For a media person, covering that agency, any agency actually, is boring and hard — a bunch of quiet, technical rulemaking and administrative decisions in some room buried in a building where it’s impossible to park.
In short, the Leg is under the streetlight, but so much of the key action happens across the street in those absolutely crucial agencies where the lights go down low, and no one ever holds hands and sings before a live audience.
Give the legislators this session credit. They passed a lot of potentially important stuff.
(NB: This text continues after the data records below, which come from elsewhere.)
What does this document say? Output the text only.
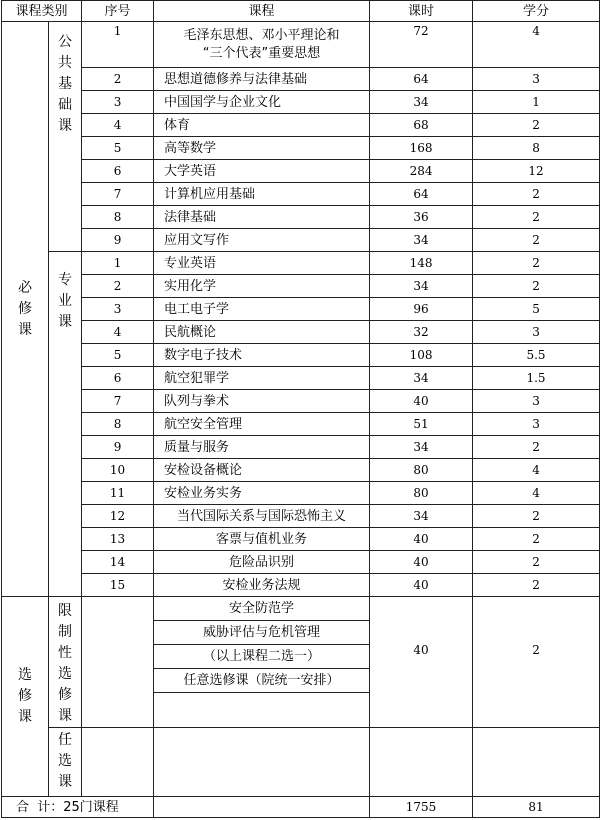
课程类别		序号	课程	课时	学分
必修课	公共基础课	1	毛泽东思想、邓小平理论和
“三个代表”重要思想	72	4
		2	思想道德修养与法律基础	64	3
		3	中国国学与企业文化	34	1
		4	体育	68	2
		5	高等数学	168	8
		6	大学英语	284	12
		7	计算机应用基础	64	2
		8	法律基础	36	2
		9	应用文写作	34	2
	专业课	1	专业英语	148	2
		2	实用化学	34	2
		3	电工电子学	96	5
		4	民航概论	32	3
		5	数字电子技术	108	5.5
		6	航空犯罪学	34	1.5
		7	队列与拳术	40	3
		8	航空安全管理	51	3
		9	质量与服务	34	2
		10	安检设备概论	80	4
		11	安检业务实务	80	4
		12	当代国际关系与国际恐怖主义	34	2
		13	客票与值机业务	40	2
		14	危险品识别	40	2
		15	安检业务法规	40	2
选修课	限制性选修课		安全防范学	40	2
			威胁评估与危机管理		
			（以上课程二选一）		
			任意选修课（院统一安排）		

	任选课				
合  计：25门课程				1755	81
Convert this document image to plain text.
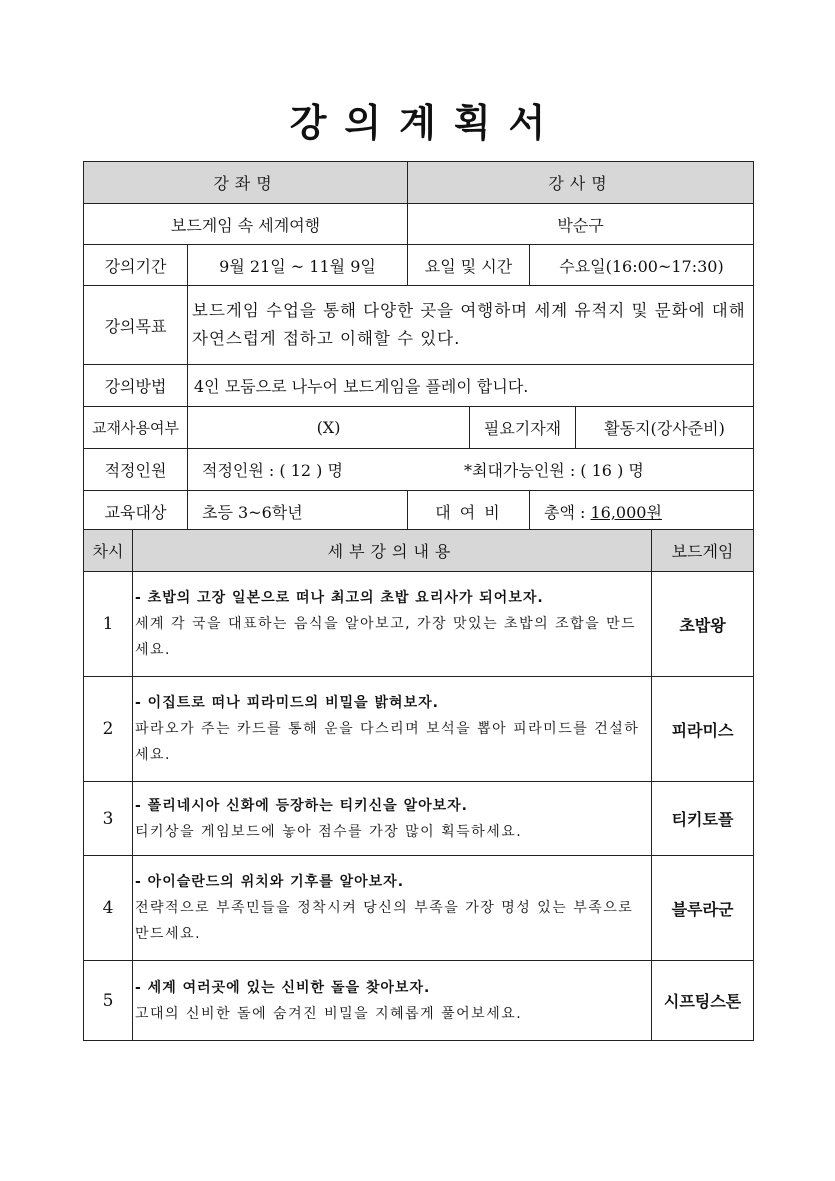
강의계획서
강좌명		강사명			
보드게임 속 세계여행		박순구			
강의기간	9월 21일 ~ 11월 9일	요일 및 시간		수요일(16:00~17:30)	
강의목표	보드게임 수업을 통해 다양한 곳을 여행하며 세계 유적지 및 문화에 대해 자연스럽게 접하고 이해할 수 있다.				
강의방법	4인 모둠으로 나누어 보드게임을 플레이 합니다.				
교재사용여부	(X)		필요기자재		활동지(강사준비)
적정인원	적정인원 : ( 12 ) 명 *최대가능인원 : ( 16 ) 명				
교육대상	초등 3~6학년	대 여 비		총액 : 16,000원	
차시	세부강의내용	보드게임
1	- 초밥의 고장 일본으로 떠나 최고의 초밥 요리사가 되어보자.
세계 각 국을 대표하는 음식을 알아보고, 가장 맛있는 초밥의 조합을 만드세요.	초밥왕
2	- 이집트로 떠나 피라미드의 비밀을 밝혀보자.
파라오가 주는 카드를 통해 운을 다스리며 보석을 뽑아 피라미드를 건설하세요.	피라미스
3	- 폴리네시아 신화에 등장하는 티키신을 알아보자.
티키상을 게임보드에 놓아 점수를 가장 많이 획득하세요.	티키토플
4	- 아이슬란드의 위치와 기후를 알아보자.
전략적으로 부족민들을 정착시켜 당신의 부족을 가장 명성 있는 부족으로 만드세요.	블루라군
5	- 세계 여러곳에 있는 신비한 돌을 찾아보자.
고대의 신비한 돌에 숨겨진 비밀을 지혜롭게 풀어보세요.	시프팅스톤
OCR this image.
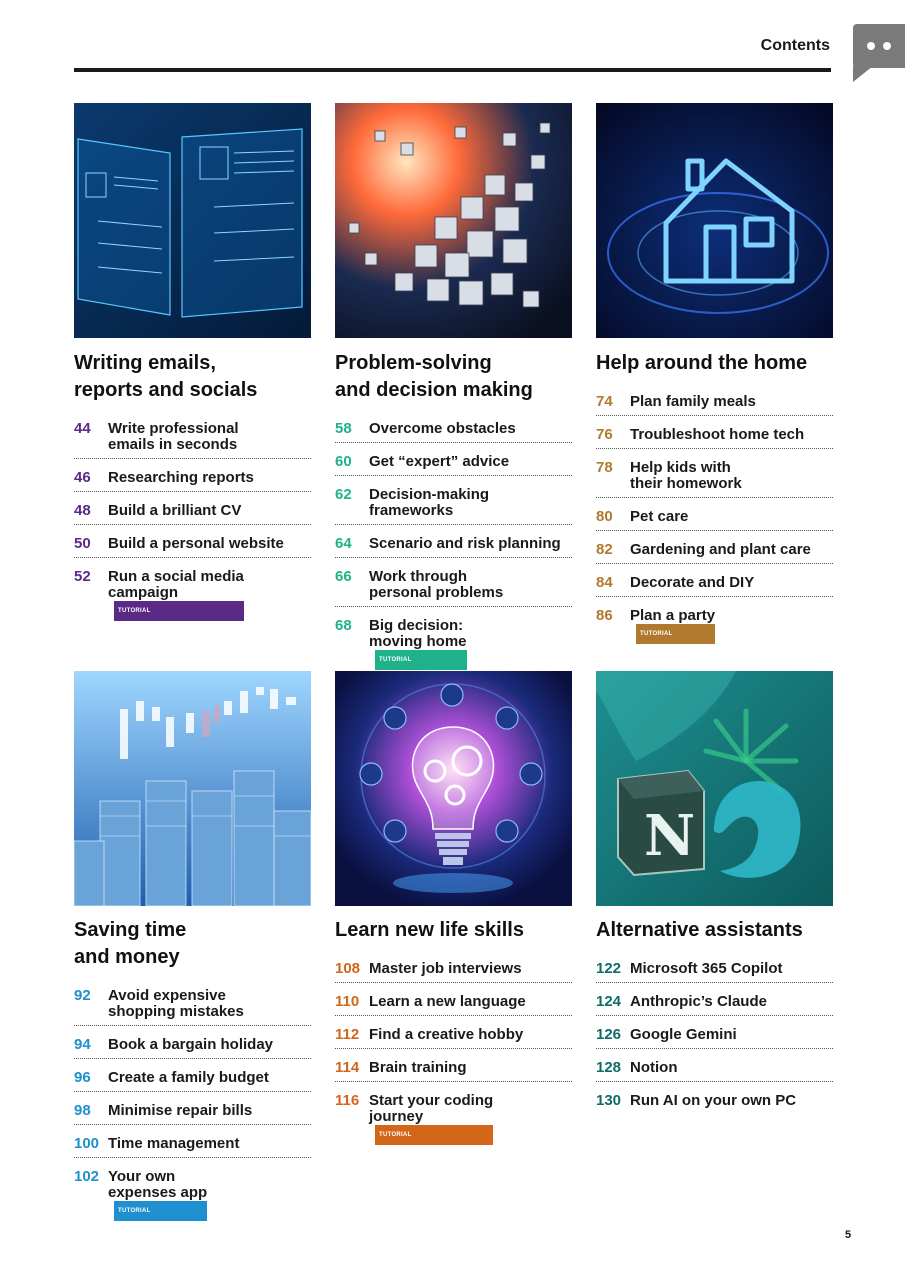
Contents
Writing emails,
reports and socials
44	Write professional
emails in seconds
46	Researching reports
48	Build a brilliant CV
50	Build a personal website
52	Run a social media
campaign
TUTORIAL
Problem-solving
and decision making
58	Overcome obstacles
60	Get “expert” advice
62	Decision-making
frameworks
64	Scenario and risk planning
66	Work through
personal problems
68	Big decision:
moving home
TUTORIAL
Help around the home
74	Plan family meals
76	Troubleshoot home tech
78	Help kids with
their homework
80	Pet care
82	Gardening and plant care
84	Decorate and DIY
86	Plan a party
TUTORIAL
Saving time
and money
92	Avoid expensive
shopping mistakes
94	Book a bargain holiday
96	Create a family budget
98	Minimise repair bills
100 Time management
102 Your own
expenses app
TUTORIAL
Learn new life skills
108 Master job interviews
110 Learn a new language
112 Find a creative hobby
114 Brain training
116 Start your coding
journey
TUTORIAL
N
Alternative assistants
122 Microsoft 365 Copilot
124 Anthropic’s Claude
126 Google Gemini
128 Notion
130 Run AI on your own PC
5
They did their job.
But the session, as you can see from its final celebration, was also a dog-and-pony show that exaggerated their prominence and glossed over any skepticism about the ultimate impact of their work.
And speaking of canines, think of the legislators as dog show people and the session as a dog show.
As Tommy Tomlinson says in his wonderful new book about dog shows, the criteria that dog show people use to determine successful dogs works for them but is completely irrelevant for every other dog owner.
A successful show dog is determined essentially by one big thing: how close it is to the official standards set for the breed.
But the rest of us — your ordinary Joe with a shepherd-lab-beagle or Jane with a rescue dog pit bull mix — like our dogs for all sorts of reasons, many little things that add up to something big.
When a legislator raves about a piece of legislation because its words are so innovative or carefully crafted, he or she is acting like a dog show person exaggerating the importance of one big thing and ignoring the little things that ultimately make big differences.
Like Snoopy says: “Enjoy the little things in life because one day you’ll look back and see they were the big things.”